I found it intesting that the state
variable was not
among the top-ranked variables in terms of importance for the single
decision tree models, but was ranked as the highest variable for the
random forest modeling. When looking at the results of
importance(class_rf)
in part 3 of the code above, we can
see that the mean decrease in accuracy is high for the
state
variable as well as many of the other variables that
were also considered important in earlier models. A higher value tells
us the degree to which the model will loose accuracy if the given
variable is excluded from modeling.
Similarily, we can see high values of the mean decrease in Gini coefficient for the variables that this model selected as important. This value provides a measurements for the degree to which each variable contributes to homogeneity of a region (i.e. its purity). If a region is very homogeneous, then the Gini index will be small. In this presentation of summarizing statistics, a lower Gini is represented by a higher decrease in mean Gini, meaning that the given predictor variables plays a greater role in separating the data into the classes defined in the model.
Looking at the confusion matrix for the predicted values of the random forest, it was able to achieve 100% accuracy from the given data. The boosted tree model performed not quite as well, but had strong accuracy in predicting values nonetheless.
# Equalizing classes of train and test set
xtest <- rbind(train_1[1, ] , train_1)
xtest <- xtest[-1,]
# Predicting on testing set with model believed to be strongest
xtest$p = predict(class_rf, newdata = xtest, type = "class")
# Cleaning for matri
df = xtest %>%
mutate(p = as.character(p),
i_republican_2016 = as.character(i_republican_2016))
# Confusion Matrix
table(df$i_republican_2016, df$p)
##
## Dem_maj Rep_maj
## Dem_maj 385 1
## Rep_maj 0 2107
Part 6: Review
14. Why are boosted-tree ensembles so sensitive to the number of trees (relative to the bagged-tree ensembles and random forests)?

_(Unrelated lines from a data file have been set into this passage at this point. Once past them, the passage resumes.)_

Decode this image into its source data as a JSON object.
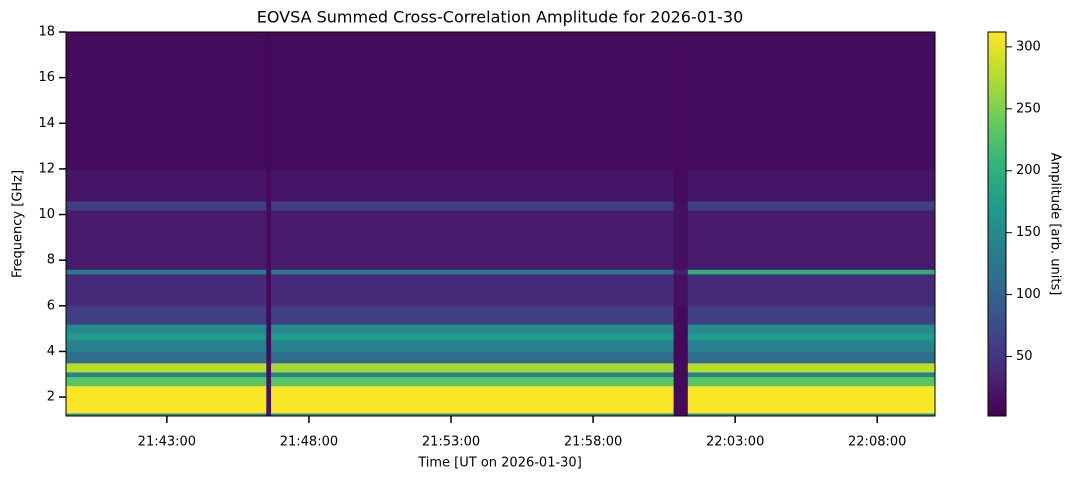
{
  "chart_data": {
    "type": "heatmap",
    "title": "EOVSA Summed Cross-Correlation Amplitude for 2026-01-30",
    "xlabel": "Time [UT on 2026-01-30]",
    "ylabel": "Frequency [GHz]",
    "colorbar_label": "Amplitude [arb. units]",
    "colormap": "viridis",
    "x_edges": [
      "21:39:27",
      "21:46:30",
      "21:46:40",
      "22:00:50",
      "22:01:20",
      "22:10:02"
    ],
    "y_edges": [
      1.17,
      1.3,
      2.5,
      2.9,
      3.1,
      3.5,
      4.0,
      4.5,
      4.8,
      5.2,
      6.0,
      7.4,
      7.6,
      10.2,
      10.6,
      12,
      18
    ],
    "z": [
      [
        150,
        20,
        150,
        10,
        150
      ],
      [
        310,
        20,
        310,
        10,
        310
      ],
      [
        230,
        20,
        230,
        10,
        230
      ],
      [
        140,
        15,
        140,
        10,
        140
      ],
      [
        280,
        15,
        270,
        10,
        280
      ],
      [
        110,
        12,
        110,
        10,
        110
      ],
      [
        140,
        12,
        140,
        10,
        140
      ],
      [
        170,
        12,
        170,
        10,
        170
      ],
      [
        150,
        12,
        150,
        10,
        150
      ],
      [
        60,
        10,
        60,
        10,
        60
      ],
      [
        40,
        10,
        40,
        15,
        40
      ],
      [
        130,
        10,
        130,
        30,
        200
      ],
      [
        25,
        10,
        25,
        15,
        25
      ],
      [
        60,
        10,
        60,
        15,
        60
      ],
      [
        20,
        10,
        20,
        12,
        20
      ],
      [
        12,
        8,
        12,
        10,
        12
      ]
    ],
    "xlim": [
      "21:39:27",
      "22:10:02"
    ],
    "xticks": [
      "21:43:00",
      "21:48:00",
      "21:53:00",
      "21:58:00",
      "22:03:00",
      "22:08:00"
    ],
    "ylim": [
      1.17,
      18
    ],
    "yticks": [
      2,
      4,
      6,
      8,
      10,
      12,
      14,
      16,
      18
    ],
    "clim": [
      2,
      312
    ],
    "cticks": [
      50,
      100,
      150,
      200,
      250,
      300
    ]
  }
}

Boosted-tree ensembles are more sensitive to the number of trees compared to bagging or random forests because boosting allows trees to pass information to other trees. Since trees in boosting are trained on residual values from previous trees during the modeling process.
15. How do individual decision trees guard against overfitting?
One way you can guard against over fitting with individual trees is by tuning the number of splits. A higher number of splits for the final selected modeling may result in better model performance for the initial data set, but would become less flexible when using on other data and can result in less interpretability.
We can address these issues by pruning our selected trees. If a variation of the modeling increases variance at a higher rate than it reduces bias (i.e. the bias-variance trade off), then pruning to remove those regions can improve performance in terms of testing MSE.
16. How do ensembles trade between bias and variance?
For ensemble methods, an estimators variance typically decreases as the selected sampling size increases. With this in mind, including a higher number of trees when bagging or growing forests will result in individual trees that are very flexible and noisy, but an aggregate that stabilizes.
17. How do trees allow interactions?
Utilizing methods involving decision trees in prediction allows for models to consider interaction that may be occurring between variables that is much more difficult to capture with a simple linear model. It might be possible to use a simple regression model to fit the training data, but it will likely be overfitting and have poor performance during testing or with new data (or might suggest that perhaps decision trees aren’t going to be the best option for modeling a trend).
As a result, trees are able to replicate nonlinear boundaries in data better than other methods and are simple to explain, interpret, and provide graphical visualizations to describe the model.